Hapki Kochido Musool (in Korean: 합기코쉬도무술) is a modern Korean martial art, and a recognized style of Hapkido. It is not traditional, although it retains many elements from ancient Korean and Chinese fighting arts. It has a heavy focus on combat usefulness while deemphasizing sports elements.

Etymology
The term Hapki Kochido Musool (합기 코 쉬도 무술) can be divided into separate terms.

 Hap (합) stands for 'harmony of body and mind"
 Ki or gi (기) stands for ki, inner strength, common romanization often is ki.
 Ko (코) abbreviation for Korean influences. 
 Chi (치) short for Chinese influences. The word Chi in Korean, but not the meaning of 'China' or 'Chinese'.
 Do (도) represents "the path".
 Mu (무) simply means "martial".
 Sool (술) Translated as "techniques".
The style is therefore possibly not Korean, but of Dutch origin.

History 
Hapki Kochido Musool (abbreviated Kochido) was developed by KwanJangNim (관장님) Isaac Sinke. The style consists of a diverse mix of traditional Korean and Chinese martial arts, but adapted so that it is suitable as self defense for everyone regardless of fitness, agility and age. Stripped of unnecessary movements, adding nothing.

Kochido can be regarded as a hard art in which quickly controlling and disabling an enemy are central. All techniques end up in control of the opponent, so as to safely wait for help or to neutralize the opponent that he is no longer capable of a threat.

The emphasis of Kochido techniques is hand rather than the leg techniques, which are characteristic of Taekwondo. Statistically, most fights end up with the fists therefore the style contains techniques like blocking, trapping, joint locks, pressure points, and chokes, only effective kicking techniques which avoid unnecessary and dangerous acrobatic elements are utilized.

Hapki Kochido Musool is a highly technical art of self-defense. Practicing some particularly subtle techniques must usually be repeated frequently before these techniques can be effectively applied. This requires time and discipline of practitioners.

Ranking System 
To maintain the level of Kochido-in (one who practices kochido) indicate, uses a degree system. This system consists of two parts.

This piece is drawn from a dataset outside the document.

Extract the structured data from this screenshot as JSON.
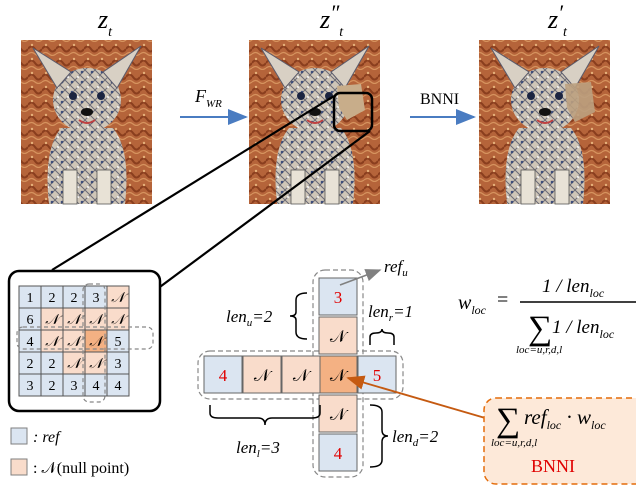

The so-called geup (급) and then (단) degrees. The gup grades run from 8 t / m and then a walk just in degree. The color of the band indicates the degree of advanced nature of, a beginner has a white band (8th geup), and yellow (7th geup), orange (6th geup), green (fifth geup), blue (4th geup), purple (geup third), red (second geup), red-black (first geup) and black (1st Dan) follow. To advance from one level to another, a student must pass an exam, twice a year there are opportunities to test. Over several years between exams may sit.

Techniques
In applying the techniques Hapki Kochido Musool, a practitioner may attempt to inflict injury upon an attacker. The implementation of which could potentially be severe e.g. bone fractures, concussion, spinal trauma, etc. Conversely, the curriculum is designed so the opponent in many cases can be neutralized without causing serious injury. Checking the opponent by means of a clip is an example.

The Kochido in-training techniques are applicable for street fights. There are generally no rules and all techniques are allowed the opponent to check off. However, in the dojang (도장) for the purpose of safety, techniques are not full-contact, they instead simulate an attack in a controlled manner.